FOR IMMEDIATE RELEASE
Monday, October 24, 2022
Chandra Rosenthal email@example.com (303) 898-0798
Colorado Balks at EPA Ozone Reducing Recommendations
State Resists Reforms Identified by Whistleblowers and Confirmed by EPA
Denver, CO — As Colorado slides into “severe nonattainment” with federal ozone standards, the state continues to resist tightening its air pollution permits process and to tolerate major lapses identified by its own air modelers who are represented by Public Employees for Environmental Responsibility (PEER). As a result, Colorado is risking even stricter federal sanctions as harmful air pollution levels keep rising.
In a July report, the U.S Environmental Protection Agency (EPA) confirmed complaints by these modelers that the Colorado Department of Public Health & Environment (CDPHE) allows uncontrolled release of deadly ozone precursors in areas already out of compliance with federal standards. EPA also made several recommendations and asked the state to respond by October 21st.
In that reply filed on the 21st, the state declined to act on many of those recommendations, including –
- Refusal to correct improper permits. In their 2021 complaint, the CDPHE whistleblowers documented problems with 11 permits issued in the Front Range. EPA looked at only four permits but concluded that these failures applied to all 11, yet the state is declining to act on even those 11 permits. CDPHE makes no mention of the thousands of permits issued over the years with the same failures and continues to resort to the years-old excuse of having no authority to revisit previously approved permits.
- Continuing with the same pattern of denying wrongdoing and justify its actions with the same years-old excuse that monitoring data show attainment with the NAAQS. CDPHE continues to ignore the fact that the number of existing monitors in the state is very small and that their locations are completely removed from the areas of high emissions, especially the areas of oil and gas activity where most of the emissions and impacts take place. CDPHE uses a poorly designed monitoring network as an excuse to suggest that there are no air quality problems, but offers no steps to improve and expand the network to the most polluted areas.

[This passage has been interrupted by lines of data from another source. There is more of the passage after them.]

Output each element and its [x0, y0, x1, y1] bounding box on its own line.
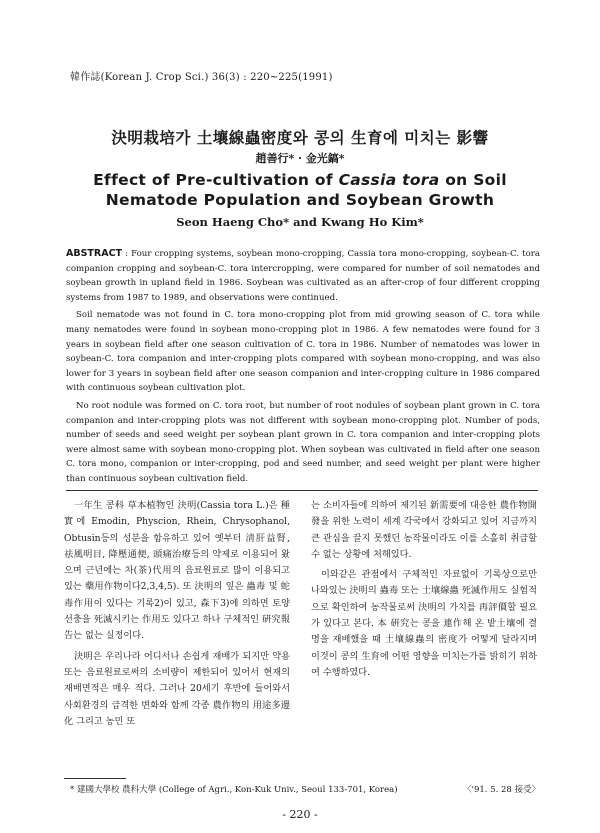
body-paragraph: 一年生 콩科 草本植物인 決明(Cassia tora L.)은 種實에 Emodin, Physcion, Rhein, Chrysophanol, Obtusin등의 성분을 함유하고 있어 옛부터 淸肝益腎, 祛風明目, 降壓通便, 頭痛治療등의 약제로 이용되어 왔으며 근년에는 차(茶)代用의 음료원료로 많이 이용되고 있는 藥用作物이다2,3,4,5). 또 決明의 잎은 蟲毒 및 蛇毒作用이 있다는 기록2)이 있고, 森下3)에 의하면 토양선충을 死滅시키는 作用도 있다고 하나 구체적인 硏究報告는 없는 실정이다. — [64, 500, 290, 642]
english-title-line2: Nematode Population and Soybean Growth — [105, 191, 495, 209]
footnote-divider — [64, 778, 126, 779]
body-paragraph: 는 소비자들에 의하여 제기된 新需要에 대응한 農作物開發을 위한 노력이 세계 각국에서 강화되고 있어 지금까지 큰 관심을 끌지 못했던 농작물이라도 이를 소홀히 취급할 수 없는 상황에 처해있다. — [311, 500, 537, 560]
affiliation-footnote: * 建國大學校 農科大學 (College of Agri., Kon-Kuk Univ., Seoul 133-701, Korea) — [70, 785, 398, 795]
page-number: - 220 - — [282, 808, 318, 821]
korean-authors: 趙善行* · 金光鎬* — [255, 152, 345, 165]
english-title-line1-post: on Soil — [439, 171, 507, 189]
body-left-column — [64, 498, 290, 734]
english-title — [0, 170, 600, 210]
abstract-paragraph-3: No root nodule was formed on C. tora root, but number of root nodules of soybean plant grown in C. tora companion and inter-cropping plots was not different with soybean mono-cropping plot. Number of pods, number of seeds and seed weight per soybean plant grown in C. tora companion and inter-cropping plots were almost same with soybean mono-cropping plot. When soybean was cultivated in field after one season C. tora mono, companion or inter-cropping, pod and seed number, and seed weight per plant were higher than continuous soybean cultivation field. — [66, 400, 540, 484]
received-date: 〈'91. 5. 28 接受〉 — [463, 785, 540, 795]
abstract-paragraph-2: Soil nematode was not found in C. tora mono-cropping plot from mid growing season of C. tora while many nematodes were found in soybean mono-cropping plot in 1986. A few nematodes were found for 3 years in soybean field after one season cultivation of C. tora in 1986. Number of nematodes was lower in soybean-C. tora companion and inter-cropping plots compared with soybean mono-cropping, and was also lower for 3 years in soybean field after one season companion and inter-cropping culture in 1986 compared with continuous soybean cultivation plot. — [66, 310, 540, 394]
english-authors: Seon Haeng Cho* and Kwang Ho Kim* — [176, 215, 424, 229]
abstract-paragraph-1 — [66, 247, 540, 305]
english-title-line1-pre: Effect of Pre-cultivation of — [93, 171, 339, 189]
abstract-divider — [66, 490, 538, 491]
abstract-label: ABSTRACT — [66, 248, 123, 259]
body-paragraph: 決明은 우리나라 어디서나 손쉽게 재배가 되지만 약용 또는 음료원료로써의 소비량이 제한되어 있어서 현재의 재배면적은 매우 적다. 그러나 20세기 후반에 들어와서 사회환경의 급격한 변화와 함께 각종 農作物의 用途多邊化 그리고 농민 또 — [64, 650, 290, 727]
korean-title: 決明栽培가 土壤線蟲密度와 콩의 生育에 미치는 影響 — [111, 128, 489, 147]
body-right-column — [311, 498, 537, 685]
journal-citation: 韓作誌(Korean J. Crop Sci.) 36(3) : 220~225(1991) — [70, 72, 333, 83]
abstract — [66, 247, 540, 490]
english-title-italic: Cassia tora — [338, 171, 440, 189]
body-paragraph: 이와같은 관점에서 구체적인 자료없이 기록상으로만 나와있는 決明의 蟲毒 또는 土壤線蟲 死滅作用도 실험적으로 확인하여 농작물로써 決明의 가치를 再評價할 필요가 있다고 본다. 本 硏究는 콩을 連作해 온 밭土壤에 결명을 재배했을 때 土壤線蟲의 密度가 어떻게 달라지며 이것이 콩의 生育에 어떤 영향을 미치는가를 밝히기 위하여 수행하였다. — [311, 569, 537, 678]
abstract-text-1: : Four cropping systems, soybean mono-cropping, Cassia tora mono-cropping, soybean-C. tora companion cropping and soybean-C. tora intercropping, were compared for number of soil nematodes and soybean growth in upland field in 1986. Soybean was cultivated as an after-crop of four different cropping systems from 1987 to 1989, and observations were continued. — [66, 249, 541, 303]
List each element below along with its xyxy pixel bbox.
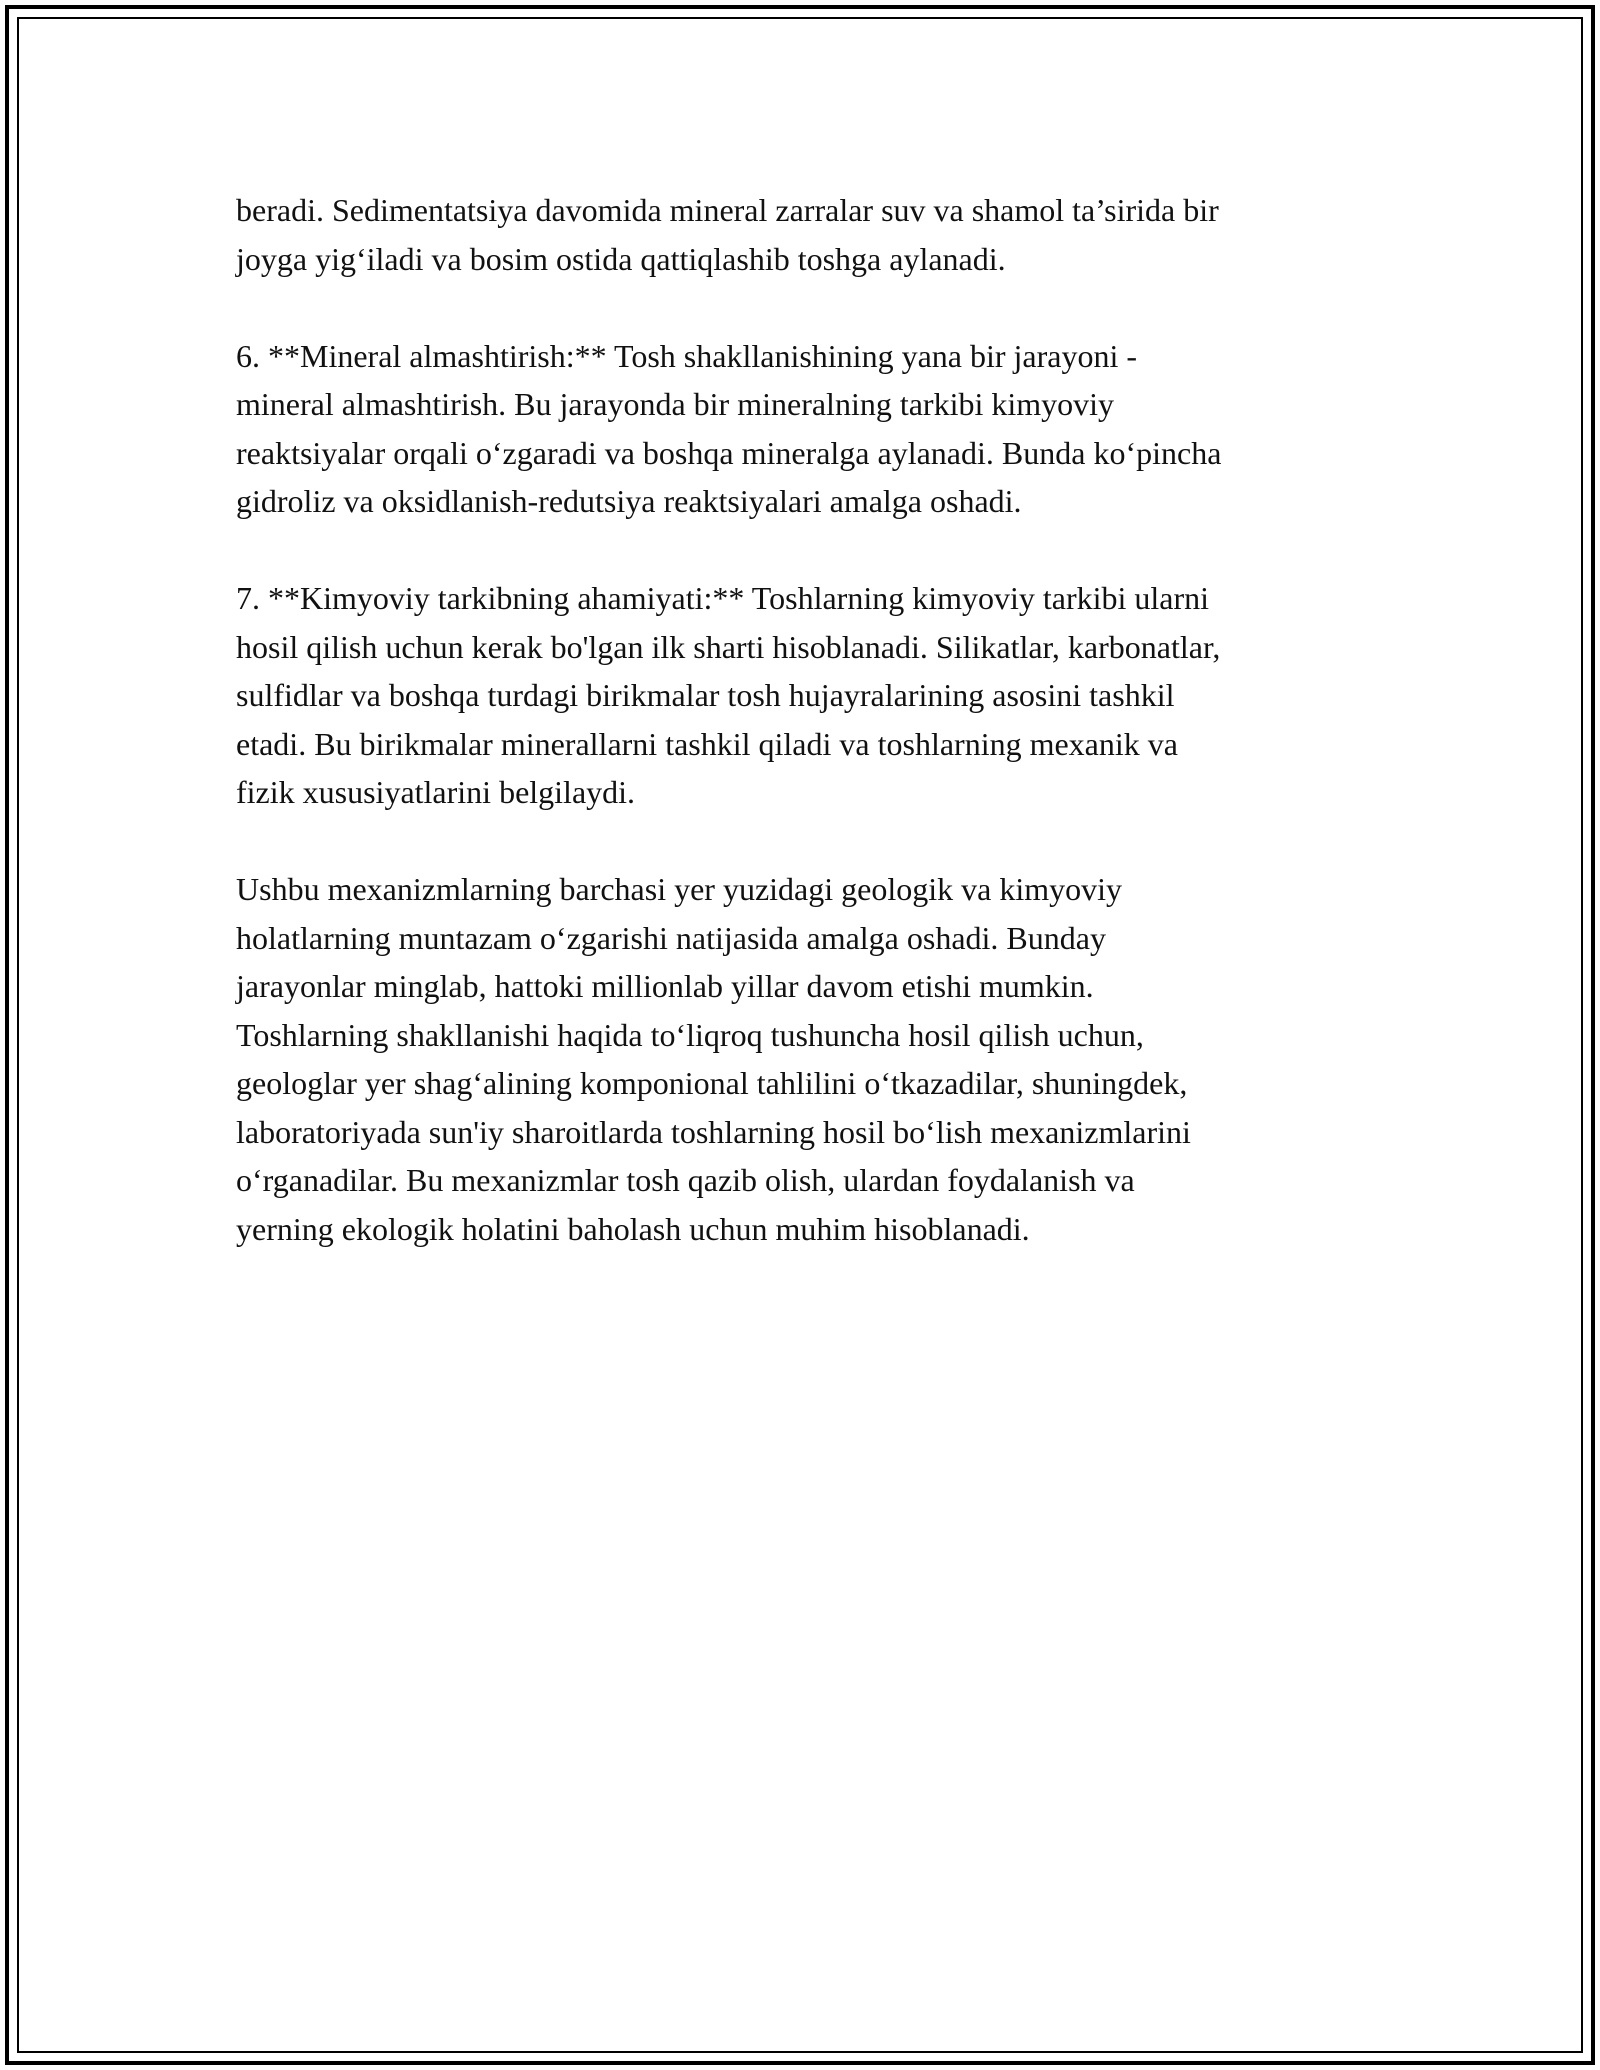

- Refusing to take responsibility for the practice of breaking larger projects into smaller ones for the purpose of circumventing the NAAQS compliance requirement and therefore offering no steps to correct this problem. The CDPHE whistleblowers provided several examples of multiple permits issued, sometimes on the same date, to individual sources within the same facility, hiding large cumulative emissions and impacts under the concept that each individual permit has emissions below the threshold. Despite this evidence, CDPHE continues to claim that these actions are only administrative and continues to falsely claim that NAAQS compliance is required for the total emissions of the facility.
- Continuing to justify previous Division Director Garry Kaufman’s decisions made to benefit his former client and to issue the Cripple Creek & Victor permit despite the many irregularities documented by the CDPHE whistleblowers. CDPHE continues to justify breaking up the project in two, continues to give credibility to modeling results that were tampered with, and continues to use deficient monitoring results to claim that the facility didn’t cause any air quality problems.
- Offering insufficient steps to ensure that future permits will not contribute further to violations of the National Ambient Air Quality Standards. The proposed changes that CDPHE has suggested continue to leave the door open to the same abuses of authority and to the same pattern of disregarding air quality and public health; and
- Ignoring the total cumulative impact of all these permits. Each permit issued makes attainment of ozone standards that much more difficult.
“Colorado still lacks a coherent plan to reduce unhealthful ozone and, in fact, remains on a path to make matters worse,” stated Rocky Mountain PEER Director Chandra Rosenthal, noting the problems identified with the 11 permits presented as examples to EPA also apply to the roughly 2,500 new permits issued each year that all lack air quality compliance assurances. “With each new permit that Colorado awards, its clean air deficit grows deeper and deeper.”
The CDPHE whistleblowers and PEER presented these issues to EPA in the hopes that this federal agency, which oversees and funds much of CDPHE’s work, would consider stronger intervention. Former Colorado Assembly Speaker KC Becker now heads the EPA regional office responsible for supervising and funding the state’s implementation of the Clean Air Act and other federal anti-pollution laws.
“CDPHE acts like an agency completely captured by corporate interests that has lost touch with its public health mission,” added Rosenthal, pointing to the continued influence of Garry Kauffman who was called out by the Attorney General for his conflict of interest in advocating for his former law client Newmont, the world’s largest gold mining company. “We are hopeful that EPA will see through these poor excuses and hold CDPHE accountable. Otherwise, Coloradans can expect worsening ozone.”